« L’Italia riparte ! » : bilan conjoncturel de l’Italie au premier semestre ; perspectives pour le second

par Alan Lemangnen et Thibault Cézanne, économistes chez Natixis

Suite aux bonnes performances du PIB et du marché du travail au premier semestre, nous révisons à la hausse nos prévisions de croissance en 2015 de +0,6% à +0,7% et en 2016 de +0,8% à +1,0%.

Pour la première fois depuis 2011, l’Italie a enregistré deux trimestres consécutifs de croissance. Après une stagnation au quatrième trimestre 2014, la croissance du PIB en volume aura été de 0,4% en rythme trimestriel au premier trimestre 2015 et de 0,3% au deuxième. Le PIB a augmenté de 0,5% au premier semestre par rapport au semestre précédent et d’autant en glissement annuel.

Cette reprise peut sembler (trop) modeste, mais c’est la dynamique qui est intéressante. Une croissance de +0,7% en 2015 marquerait en effet une progression de 1,1 pt par rapport à la performance de 2014, soit la plus importante parmi les quatre grands de la zone Euro après l’Espagne. Les composantes les plus cycliques du PIB, à savoir l’industrie manufacturière et l’investissement productif, expliquent une bonne part de cette accélération. Malgré leur poids modeste (respectivement 20% de la valeur ajoutée et 7% du PIB), elles ont en effet contribué respectivement à 25% et 40% de la croissance de l’activité au premier semestre.

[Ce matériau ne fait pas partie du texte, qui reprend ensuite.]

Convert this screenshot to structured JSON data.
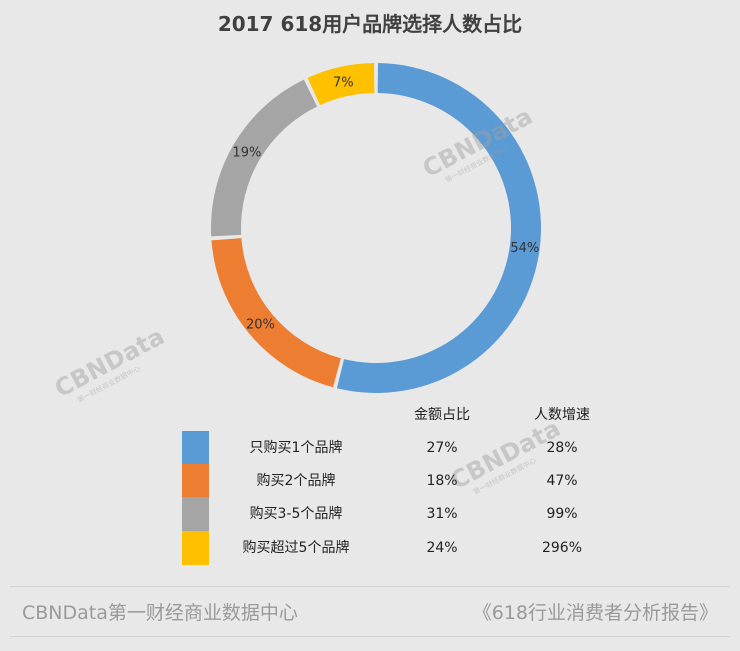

La forte contribution des stocks à la croissance ne doit pas être vue comme une fragilité. Un nouveau cycle de stockage semble s’ouvrir, et vu la hausse des ventes et des nouvelles commandes dans l’industrie, ce phénomène nous semble davantage lié à une hausse de la demande anticipée par les entreprises qu’à une difficulté à écouler la production.

Malgré la faiblesse de l’euro, les exportations en volume n’ont pas plus contribué à la croissance au premier semestre que sur l’ensemble de l’année 2014 (i.e. +0,3%). Une déception d’un côté relative, puisque les entreprises semblent avoir profité de l’appréciation du dollar pour enrayer le recul du prix de leurs exportations en euro et doper ainsi leurs marges, en partie au détriment des volumes – ce que suggère l’évolution récente du déflateur des exportations. D’un autre côté, cette fois moins réjouissant, la faiblesse des volumes reflète aussi le problème d’offre que rencontre l’industrie manufacturière (trop petite taille des entreprises, destructions de capacités…), dont l’utilisation des capacités est déjà revenue à sa moyenne de long terme et qui peine à répondre à la demande globale qui lui est adressée.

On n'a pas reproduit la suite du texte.